Yesterday was the first day commercial banks implemented decrease of deposit rates from 6.5% per year to 5.5% per year for terms from one month to under 6 months while lending rates was plunged along.

A client completes deposit procedure at NamAbank.
This move is considered as a proper deed in the current situation.
On Oct. 29, most of transaction sites at banks completed software installment of applying mobilized interest rate of 5.5% per year instead of 6.5% per year as the previous years. Le Ngoc Hieu, director of NamAbank’s Binh Duong branch said that NamAbank applied the new VND mobilizing policy 2 weeks ago. However, on Oct. 28, the entire system of NamAbank still well obeyed the State Bank’s instructions and policies and set up a synchronous database programming system, so the bank’s database is very accurate right at the stipulated time.
Similarly, Vietcombank Binh Duong adjusted mobilizing interest rates 2 weeks ago. On Oct. 29, this banks continued to decline lending interest rates from 9.5% per year to 9.3% per year for commercial field, from 9.3% per year to 9% per year for production and export.
Under implementation of declining mobilizing and lending interest rates on the BIDV’s headquarters, BIDV Binh Duong also announced deposit rate sheet for clients. Despite decrease on deposit interest rates, clients still choose deposit at banks. Nguyen Thi Thu Lieu, the client implementing transaction at BIDV Binh Duong said “deposit rates in the current time decline strongly. However, I still choose to deposit at banks”.
Talking about launching decrease on interest rates, Nguyen Thi Thu Ha, vice head of BIDV Binh Duong’s individual transaction office said that deposits at banks are not attractive compared with profits from other investment channels but obviously this is the safest choice for many people.

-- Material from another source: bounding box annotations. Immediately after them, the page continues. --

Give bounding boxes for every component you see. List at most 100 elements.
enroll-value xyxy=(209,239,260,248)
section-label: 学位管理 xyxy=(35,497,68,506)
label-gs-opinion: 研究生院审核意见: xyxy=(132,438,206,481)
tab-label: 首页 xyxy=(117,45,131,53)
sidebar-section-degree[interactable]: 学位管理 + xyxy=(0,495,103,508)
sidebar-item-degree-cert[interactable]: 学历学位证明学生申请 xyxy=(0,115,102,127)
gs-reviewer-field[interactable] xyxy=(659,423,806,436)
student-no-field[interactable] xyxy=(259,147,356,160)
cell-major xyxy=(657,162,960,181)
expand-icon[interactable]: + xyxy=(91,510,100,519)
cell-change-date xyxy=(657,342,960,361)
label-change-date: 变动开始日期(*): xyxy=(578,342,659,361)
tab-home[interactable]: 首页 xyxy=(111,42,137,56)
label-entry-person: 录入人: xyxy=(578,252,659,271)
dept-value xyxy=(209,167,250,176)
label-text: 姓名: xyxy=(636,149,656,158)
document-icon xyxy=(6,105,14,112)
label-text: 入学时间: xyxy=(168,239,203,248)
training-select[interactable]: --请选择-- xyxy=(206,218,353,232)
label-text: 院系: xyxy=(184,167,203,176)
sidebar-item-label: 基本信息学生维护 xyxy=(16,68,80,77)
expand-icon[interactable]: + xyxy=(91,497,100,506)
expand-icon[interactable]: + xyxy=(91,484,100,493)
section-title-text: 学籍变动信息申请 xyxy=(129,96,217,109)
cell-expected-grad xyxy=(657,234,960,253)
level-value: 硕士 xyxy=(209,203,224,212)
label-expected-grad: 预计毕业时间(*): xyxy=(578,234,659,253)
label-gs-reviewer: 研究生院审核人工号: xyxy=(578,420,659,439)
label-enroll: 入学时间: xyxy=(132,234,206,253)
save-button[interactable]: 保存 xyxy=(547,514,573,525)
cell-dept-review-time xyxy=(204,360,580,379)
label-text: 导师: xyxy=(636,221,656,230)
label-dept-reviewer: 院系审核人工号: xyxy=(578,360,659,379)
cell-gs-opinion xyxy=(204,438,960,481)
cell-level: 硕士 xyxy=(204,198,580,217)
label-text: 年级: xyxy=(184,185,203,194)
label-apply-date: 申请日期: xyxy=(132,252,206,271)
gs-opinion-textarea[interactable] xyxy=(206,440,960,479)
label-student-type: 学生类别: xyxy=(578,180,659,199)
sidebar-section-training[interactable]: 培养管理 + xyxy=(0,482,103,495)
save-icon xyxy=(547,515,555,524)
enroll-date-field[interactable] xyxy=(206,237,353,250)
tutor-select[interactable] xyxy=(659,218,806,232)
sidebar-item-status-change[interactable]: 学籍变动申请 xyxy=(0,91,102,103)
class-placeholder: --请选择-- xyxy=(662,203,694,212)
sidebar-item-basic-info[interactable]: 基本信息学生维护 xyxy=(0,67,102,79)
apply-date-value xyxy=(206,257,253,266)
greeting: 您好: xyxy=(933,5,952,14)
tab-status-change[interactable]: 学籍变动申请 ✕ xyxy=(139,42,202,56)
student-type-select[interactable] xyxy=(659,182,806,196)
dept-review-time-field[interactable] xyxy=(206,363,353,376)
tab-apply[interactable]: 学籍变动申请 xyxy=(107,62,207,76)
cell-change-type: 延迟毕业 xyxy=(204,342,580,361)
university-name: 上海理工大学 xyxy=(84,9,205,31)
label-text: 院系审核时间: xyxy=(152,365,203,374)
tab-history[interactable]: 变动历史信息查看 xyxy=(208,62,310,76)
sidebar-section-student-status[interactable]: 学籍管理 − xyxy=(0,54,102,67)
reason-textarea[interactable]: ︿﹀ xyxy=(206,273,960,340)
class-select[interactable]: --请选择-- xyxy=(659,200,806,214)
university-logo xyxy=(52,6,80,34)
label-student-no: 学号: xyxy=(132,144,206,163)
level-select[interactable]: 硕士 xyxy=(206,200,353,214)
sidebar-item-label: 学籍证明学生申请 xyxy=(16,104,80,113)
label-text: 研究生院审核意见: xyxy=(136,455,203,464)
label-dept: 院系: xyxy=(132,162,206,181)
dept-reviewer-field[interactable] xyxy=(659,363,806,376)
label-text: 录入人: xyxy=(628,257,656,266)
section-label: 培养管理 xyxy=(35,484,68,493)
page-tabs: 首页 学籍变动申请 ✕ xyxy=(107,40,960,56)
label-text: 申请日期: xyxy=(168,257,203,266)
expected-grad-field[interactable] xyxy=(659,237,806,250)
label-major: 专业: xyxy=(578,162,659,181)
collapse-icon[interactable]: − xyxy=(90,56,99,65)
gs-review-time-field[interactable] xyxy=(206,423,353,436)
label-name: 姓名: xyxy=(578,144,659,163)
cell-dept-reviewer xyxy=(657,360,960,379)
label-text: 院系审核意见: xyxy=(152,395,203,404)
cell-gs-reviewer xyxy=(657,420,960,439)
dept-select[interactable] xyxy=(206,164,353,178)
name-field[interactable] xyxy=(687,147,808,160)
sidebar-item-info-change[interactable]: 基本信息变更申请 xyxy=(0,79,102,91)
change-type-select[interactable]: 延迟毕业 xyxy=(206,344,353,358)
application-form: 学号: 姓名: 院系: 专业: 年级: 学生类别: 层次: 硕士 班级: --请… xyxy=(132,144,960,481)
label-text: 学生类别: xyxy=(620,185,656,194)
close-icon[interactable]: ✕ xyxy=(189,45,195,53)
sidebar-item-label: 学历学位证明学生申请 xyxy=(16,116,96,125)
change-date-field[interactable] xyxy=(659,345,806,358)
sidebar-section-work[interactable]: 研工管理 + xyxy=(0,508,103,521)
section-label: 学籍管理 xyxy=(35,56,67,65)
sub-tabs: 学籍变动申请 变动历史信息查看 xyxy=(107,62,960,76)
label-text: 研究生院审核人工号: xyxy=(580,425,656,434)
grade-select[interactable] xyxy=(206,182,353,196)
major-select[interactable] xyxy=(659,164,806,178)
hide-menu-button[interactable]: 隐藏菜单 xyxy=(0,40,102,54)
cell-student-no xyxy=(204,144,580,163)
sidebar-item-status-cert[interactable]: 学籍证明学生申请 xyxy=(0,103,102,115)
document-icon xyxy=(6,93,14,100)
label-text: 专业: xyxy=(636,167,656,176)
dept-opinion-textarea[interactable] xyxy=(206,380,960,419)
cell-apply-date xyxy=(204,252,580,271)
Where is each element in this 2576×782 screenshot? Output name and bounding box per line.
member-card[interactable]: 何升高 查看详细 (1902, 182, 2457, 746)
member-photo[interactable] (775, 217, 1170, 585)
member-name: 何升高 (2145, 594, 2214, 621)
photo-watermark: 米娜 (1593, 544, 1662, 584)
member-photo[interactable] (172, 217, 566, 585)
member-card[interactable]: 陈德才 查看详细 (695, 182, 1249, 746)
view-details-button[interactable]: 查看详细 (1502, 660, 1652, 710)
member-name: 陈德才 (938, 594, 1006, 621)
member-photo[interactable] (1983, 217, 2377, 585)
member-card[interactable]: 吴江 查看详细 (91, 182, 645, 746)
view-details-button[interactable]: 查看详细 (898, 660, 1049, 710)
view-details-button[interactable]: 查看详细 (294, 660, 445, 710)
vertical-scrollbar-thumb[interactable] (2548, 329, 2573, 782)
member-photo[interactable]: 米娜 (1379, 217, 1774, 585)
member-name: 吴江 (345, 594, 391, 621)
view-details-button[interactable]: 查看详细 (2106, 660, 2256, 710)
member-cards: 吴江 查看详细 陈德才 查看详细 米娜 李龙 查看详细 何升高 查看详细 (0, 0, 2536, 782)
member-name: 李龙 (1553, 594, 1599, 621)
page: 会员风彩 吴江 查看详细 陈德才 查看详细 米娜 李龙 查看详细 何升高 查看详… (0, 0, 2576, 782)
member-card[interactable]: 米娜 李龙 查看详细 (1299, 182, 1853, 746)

According to the partial statistics, as of 10 a.m of Oct. 29, BIDV Binh Duong attracted tens of clients, increasing mobilizing capital of over VND10bil from individual clients. “This is a good signal for banking sector in the coming time”, Nguyen Thi Thu Ha shared.
After many adjustments of mobilizing interest rates, the State Bank continued to require commercial banks to decrease short-term lending rates in VND from 8% per year to 7% per year for some key economic sectors. Aside from plunging interest rates of short-term loans, commercial banks such as Agribank, Vietcombank, VietinBank, BIDV cut interest rates of middle and long-term loans at 10% per year for 5 prioritized fields.
These new signals show a positive move on currency market and bring joy for many clients. Nguyen Thoi Hoa Binh, director of Don Tay Co.Ltd in Tan Uyen town said that increase of a series of input costs made enterprises’ competition plunge. Therefore, cutting of lending interest rates will help solve difficulties, facilitating businesses’ production and business.
Based on the common idea from some local commercial banks, adjustment of mobilizing interest rates will affect on depositors’ psychology and perhaps, some clients will seek out a new business way in the coming days. However, this figure will not impact much on capital source of banks because the total mobilized capital of local banks reached nearly VND94,000bil as of Sept. 30 while the total outstanding loan of more than VND72tril.
Therefore, cutting of lending interest rates both impacts on capital borrowers and positively on economy. This cutting of interest rates is to push up production and business, stimulate credit growth and economic development in this current context, said Le Ngoc Hieu, director of NamAbank’s Binh Duong branch.